А потом она стала думать о ребятах с коннопрокатного пункта. Они не должны чувствовать себя здесь чужими, пробудить в них интерес к более содержательной духовной жизни и общественной работе, а если представится удобный момент — рассказать им о комсомоле и его целях.

Чем ближе они подходили к пункту, тем труднее казалась задача. С чего начать беседу? А если ребята отнесутся недоверчиво или даже недружелюбно? Может, они уже до того испорчены, что не станут ее даже слушать? Эльза, правда, говорила, что сперва надо познакомиться, присмотреться, но поучать это одно, а делать — совсем другое. Не все способны, как Упмалис, при первой же встрече увлечь молодежь, создать настроение спайки и дружбы, не дать этому настроению угаснуть в течение всего вечера и еще долго после него.
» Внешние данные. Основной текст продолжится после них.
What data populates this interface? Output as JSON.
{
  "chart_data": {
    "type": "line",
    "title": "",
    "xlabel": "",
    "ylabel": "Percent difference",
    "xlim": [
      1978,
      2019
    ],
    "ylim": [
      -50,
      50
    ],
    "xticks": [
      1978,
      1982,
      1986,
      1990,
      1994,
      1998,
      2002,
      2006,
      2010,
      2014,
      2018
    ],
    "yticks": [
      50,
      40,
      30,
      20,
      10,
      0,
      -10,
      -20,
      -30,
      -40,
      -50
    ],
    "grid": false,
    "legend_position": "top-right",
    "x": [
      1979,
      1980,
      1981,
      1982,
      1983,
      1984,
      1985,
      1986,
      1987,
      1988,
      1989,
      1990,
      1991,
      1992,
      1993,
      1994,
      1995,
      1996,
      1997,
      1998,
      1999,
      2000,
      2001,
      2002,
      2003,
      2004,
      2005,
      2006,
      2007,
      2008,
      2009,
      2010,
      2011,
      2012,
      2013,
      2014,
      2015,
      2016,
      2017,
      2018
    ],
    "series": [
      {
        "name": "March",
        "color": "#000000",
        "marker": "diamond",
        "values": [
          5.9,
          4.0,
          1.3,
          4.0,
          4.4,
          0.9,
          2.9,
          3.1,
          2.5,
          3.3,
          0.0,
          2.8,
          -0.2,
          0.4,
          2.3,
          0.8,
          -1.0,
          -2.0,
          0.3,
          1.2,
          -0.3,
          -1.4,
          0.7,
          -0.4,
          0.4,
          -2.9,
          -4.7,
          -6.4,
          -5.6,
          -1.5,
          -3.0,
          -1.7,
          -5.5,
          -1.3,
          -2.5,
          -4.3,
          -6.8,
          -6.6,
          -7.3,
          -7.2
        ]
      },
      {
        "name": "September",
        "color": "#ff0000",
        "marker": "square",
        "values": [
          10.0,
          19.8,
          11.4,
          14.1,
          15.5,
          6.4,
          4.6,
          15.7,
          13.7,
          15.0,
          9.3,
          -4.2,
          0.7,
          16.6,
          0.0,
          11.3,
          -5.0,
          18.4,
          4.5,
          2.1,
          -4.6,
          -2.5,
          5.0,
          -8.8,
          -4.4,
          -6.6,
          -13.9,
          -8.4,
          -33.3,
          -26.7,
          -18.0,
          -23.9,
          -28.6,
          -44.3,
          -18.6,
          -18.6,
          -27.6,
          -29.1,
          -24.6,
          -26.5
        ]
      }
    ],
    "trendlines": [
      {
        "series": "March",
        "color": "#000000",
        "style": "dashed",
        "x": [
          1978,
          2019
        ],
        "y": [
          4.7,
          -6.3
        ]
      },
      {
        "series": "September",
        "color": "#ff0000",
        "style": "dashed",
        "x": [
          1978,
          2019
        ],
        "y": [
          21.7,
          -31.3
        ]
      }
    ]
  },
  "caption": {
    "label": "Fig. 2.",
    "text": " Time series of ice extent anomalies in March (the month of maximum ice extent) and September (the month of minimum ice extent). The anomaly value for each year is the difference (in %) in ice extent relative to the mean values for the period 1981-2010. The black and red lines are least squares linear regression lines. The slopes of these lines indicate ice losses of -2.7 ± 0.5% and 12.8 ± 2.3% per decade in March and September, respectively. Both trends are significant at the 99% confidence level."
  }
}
Почему это так получается, что наиболее способные и развитые люди работают в городе и часто только просматривают и подписывают бумаги, а на местах приходится все делать слабее подготовленным, менее опытным работникам? Ведь именно они работают непосредственно с людьми, от них зависит, как будут разъяснены цели Советской власти, как эти цели будут поняты массами.

Она не вытерпела и спросила отца:

— Папа, разве не верно, что рядовому работнику приходится выполнять самые трудные обязанности?

— Что ты этим хочешь сказать? — не понял Озол.

— Ну, вот нам с тобой надо идти перевоспитывать людей. А там, в уезде, лишь дают указания — делайте, мол, так, привлекайте молодежь. Упмалису это было бы легко, но мне… Будь он на моем или Зентином месте, то, наверное, в волости вся молодежь уже была бы в комсомоле.